Art wrote: > Given two sorted vectors a and b of different lengths, what is the > best way to count the number of elements in the set of all differences > between elements of a and b that fall in overlapping bins of [-bsize - > i, bsize - i) for i in Range[-n, n], where bsize >= 1. > > Below are 2 implementations I've tried which are two slow and memory > intensive. I haven't quite been able to do it using BinCounts, > Partition, and ListCorrelate. > > Was wondering if there is a faster way. > > (* Generate random a, b *) > T = 500; bsize = 10; n = 20; > r := Rest@FoldList[Plus, 0, RandomReal[ExponentialDistribution[0.01], > {T}]] > a = r; b = r; > > bindiff1[a_, b_, bsize_, n_] := > With[{d = Flatten@Outer[Subtract, a, b]}, > Table[Count[d, _?(-bsize <= # - i < bsize &)], {i, -n, n}]] > > bindiff2[a_, b_, bsize_, n_] := > Module[{os, i, j, s, tmp, > d = Sort@Flatten@Outer[Subtract, a, b], > c = ConstantArray[0, {2 n + 1}]}, > For[os = 0; j = 1; i = -n, i <= n, i++; j++, > s = Flatten@Position[Drop[d, os], _?(# >= -bsize + i &), 1, 1]; > If[s == {}, Break[], > os += s[[1]] - 1; > tmp = Flatten@Position[Drop[d, os], _?(# > bsize + i &), 1, 1]; > c[[j]] = If[tmp == {}, Length[d] - os, First@tmp - 1]]]; > Return[c]] > > First@Timing@bindiff[a,b, bsize, n] is about 36 seconds. > > First@Timing@bindiff2[a, b, bsize, n] is about 3 seconds but still too > slow and d uses up too much memory. > The first thing that came to my mind was BinCounts and Partition.
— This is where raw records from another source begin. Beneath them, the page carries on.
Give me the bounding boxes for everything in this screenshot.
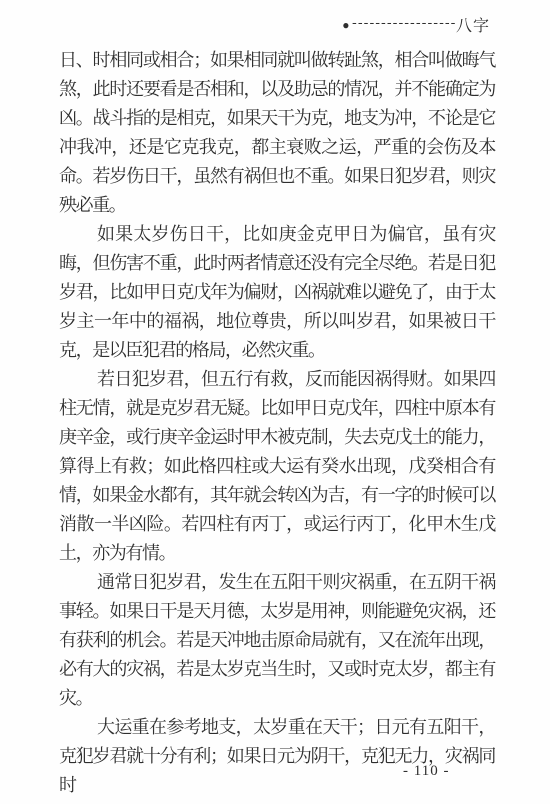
- page-number: - 110 -: [403, 763, 449, 780]
- book-page: ● ------------------ 八字 日、时相同或相合；如果相同就叫做…: [0, 0, 550, 804]
- body-paragraph: 若日犯岁君，但五行有救，反而能因祸得财。如果四柱无情，就是克岁君无疑。比如甲日克…: [59, 365, 495, 568]
- page-header: ● ------------------ 八字: [342, 13, 490, 36]
- body-paragraph: 大运重在参考地支，太岁重在天干；日元有五阳干，克犯岁君就十分有利；如果日元为阴干…: [59, 713, 495, 800]
- page-body-text: 日、时相同或相合；如果相同就叫做转趾煞，相合叫做晦气煞，此时还要看是否相和，以及…: [59, 46, 495, 800]
- header-book-title: 八字: [456, 13, 490, 36]
- header-dashed-rule: ------------------: [351, 17, 455, 30]
- body-paragraph: 如果太岁伤日干，比如庚金克甲日为偏官，虽有灾晦，但伤害不重，此时两者情意还没有完…: [59, 220, 495, 365]
- header-bullet-icon: ●: [342, 19, 349, 31]
- body-paragraph: 通常日犯岁君，发生在五阳干则灾祸重，在五阴干祸事轻。如果日干是天月德，太岁是用神…: [59, 568, 495, 713]
- body-paragraph: 日、时相同或相合；如果相同就叫做转趾煞，相合叫做晦气煞，此时还要看是否相和，以及…: [59, 46, 495, 220]
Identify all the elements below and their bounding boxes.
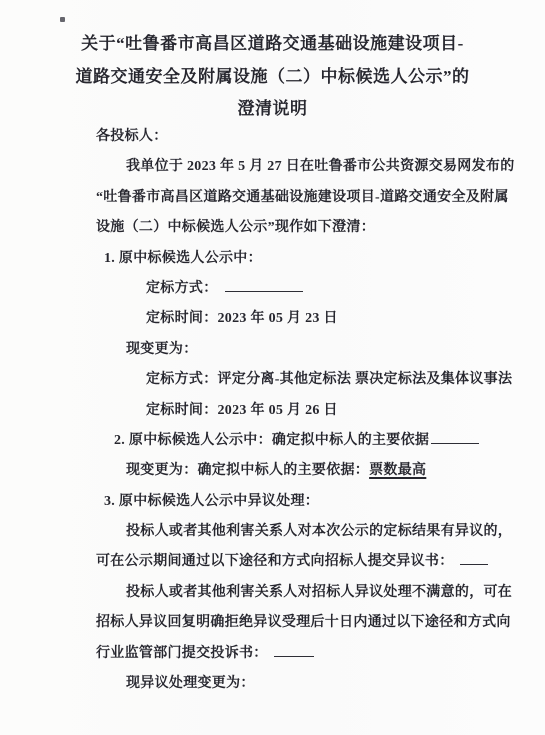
item3-para2-line1: 投标人或者其他利害关系人对招标人异议处理不满意的，可在 xyxy=(96,578,500,608)
item1-time-new: 定标时间：2023 年 05 月 26 日 xyxy=(96,396,500,426)
blank-underline xyxy=(460,551,488,565)
item2-heading-text: 2. 原中标候选人公示中：确定拟中标人的主要依据 xyxy=(114,433,429,448)
item3-para2-line2: 招标人异议回复明确拒绝异议受理后十日内通过以下途径和方式向 xyxy=(96,608,500,638)
item3-para1-line1: 投标人或者其他利害关系人对本次公示的定标结果有异议的， xyxy=(96,517,500,547)
intro-line-1: 我单位于 2023 年 5 月 27 日在吐鲁番市公共资源交易网发布的 xyxy=(96,152,500,182)
title-line-2: 道路交通安全及附属设施（二）中标候选人公示”的 xyxy=(0,61,545,94)
document-body: 各投标人： 我单位于 2023 年 5 月 27 日在吐鲁番市公共资源交易网发布… xyxy=(96,122,500,699)
item2-change-value: 票数最高 xyxy=(369,463,426,478)
item1-method-label: 定标方式： xyxy=(146,281,218,296)
item2-heading: 2. 原中标候选人公示中：确定拟中标人的主要依据 xyxy=(96,426,500,456)
item1-method-original: 定标方式： xyxy=(96,274,500,304)
document-title: 关于“吐鲁番市高昌区道路交通基础设施建设项目- 道路交通安全及附属设施（二）中标… xyxy=(0,28,545,126)
title-line-3: 澄清说明 xyxy=(0,93,545,126)
item3-para2-line3: 行业监管部门提交投诉书： xyxy=(96,639,500,669)
intro-line-2: “吐鲁番市高昌区道路交通基础设施建设项目-道路交通安全及附属 xyxy=(96,183,500,213)
title-line-1: 关于“吐鲁番市高昌区道路交通基础设施建设项目- xyxy=(0,28,545,61)
item1-time-original: 定标时间：2023 年 05 月 23 日 xyxy=(96,304,500,334)
item2-change-prefix: 现变更为：确定拟中标人的主要依据： xyxy=(126,463,369,478)
item2-change: 现变更为：确定拟中标人的主要依据：票数最高 xyxy=(96,456,500,486)
blank-underline xyxy=(225,278,303,292)
item1-method-new: 定标方式：评定分离-其他定标法 票决定标法及集体议事法 xyxy=(96,365,500,395)
blank-underline xyxy=(274,643,314,657)
intro-line-3: 设施（二）中标候选人公示”现作如下澄清： xyxy=(96,213,500,243)
item1-change-label: 现变更为： xyxy=(96,335,500,365)
item3-para1-line2: 可在公示期间通过以下途径和方式向招标人提交异议书： xyxy=(96,547,500,577)
item3-para1-line2-text: 可在公示期间通过以下途径和方式向招标人提交异议书： xyxy=(96,554,454,569)
item3-para2-line3-text: 行业监管部门提交投诉书： xyxy=(96,646,268,661)
scan-artifact-dot xyxy=(60,17,65,22)
item3-heading: 3. 原中标候选人公示中异议处理： xyxy=(96,487,500,517)
item3-change-label: 现异议处理变更为： xyxy=(96,669,500,699)
salutation: 各投标人： xyxy=(96,122,500,152)
blank-underline xyxy=(431,430,479,444)
item1-heading: 1. 原中标候选人公示中： xyxy=(96,244,500,274)
document-page: 关于“吐鲁番市高昌区道路交通基础设施建设项目- 道路交通安全及附属设施（二）中标… xyxy=(0,0,545,735)
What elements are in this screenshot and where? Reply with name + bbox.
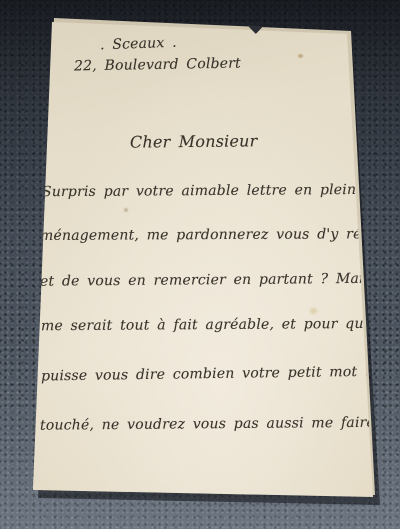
body-line-2: ménagement, me pardonnerez vous d'y répo… bbox=[40, 226, 400, 244]
letterhead-address: 22, Boulevard Colbert bbox=[74, 56, 241, 75]
foxing-stain bbox=[310, 308, 317, 314]
salutation: Cher Monsieur bbox=[130, 131, 258, 151]
foxing-stain bbox=[298, 54, 303, 58]
body-line-5: puisse vous dire combien votre petit mot… bbox=[41, 364, 391, 385]
body-line-1: Surpris par votre aimable lettre en plei… bbox=[42, 182, 382, 200]
letterhead-place: . Sceaux . bbox=[100, 35, 177, 54]
letter-photograph: . Sceaux . 22, Boulevard Colbert Cher Mo… bbox=[0, 0, 400, 529]
body-line-6: touché, ne voudrez vous pas aussi me fai… bbox=[40, 414, 400, 433]
body-line-3: et de vous en remercier en partant ? Mai… bbox=[40, 270, 400, 289]
letter-page: . Sceaux . 22, Boulevard Colbert Cher Mo… bbox=[0, 0, 400, 529]
body-line-4: me serait tout à fait agréable, et pour … bbox=[41, 316, 393, 334]
foxing-stain bbox=[124, 208, 128, 212]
What was the trouble you ran into when using them? bindiff3[a_, b_, bsize_, n_] := With[{diffs = Flatten@Outer[Subtract, a, b]}, Total /@ Partition[BinCounts[diffs, {-bsize - n, bsize + n, 1}], 2 bsize, 1] ] In[7]:= Timing[r1 = bindiff1[a, b, bsize, n];] Timing[r2 = bindiff2[a, b, bsize, n];] Timing[r3 = bindiff3[a, b, bsize, n];] Out[7]= {43.7454, Null} Out[8]= {2.32665, Null} Out[9]= {0.479927, Null} In[10]:= r1 === r2 === r3 Out[10]= True (I haven't measured memory use, but I am guessing that the critical operation is Outer[], so the memory requirements of the three functions are likely to be similar.)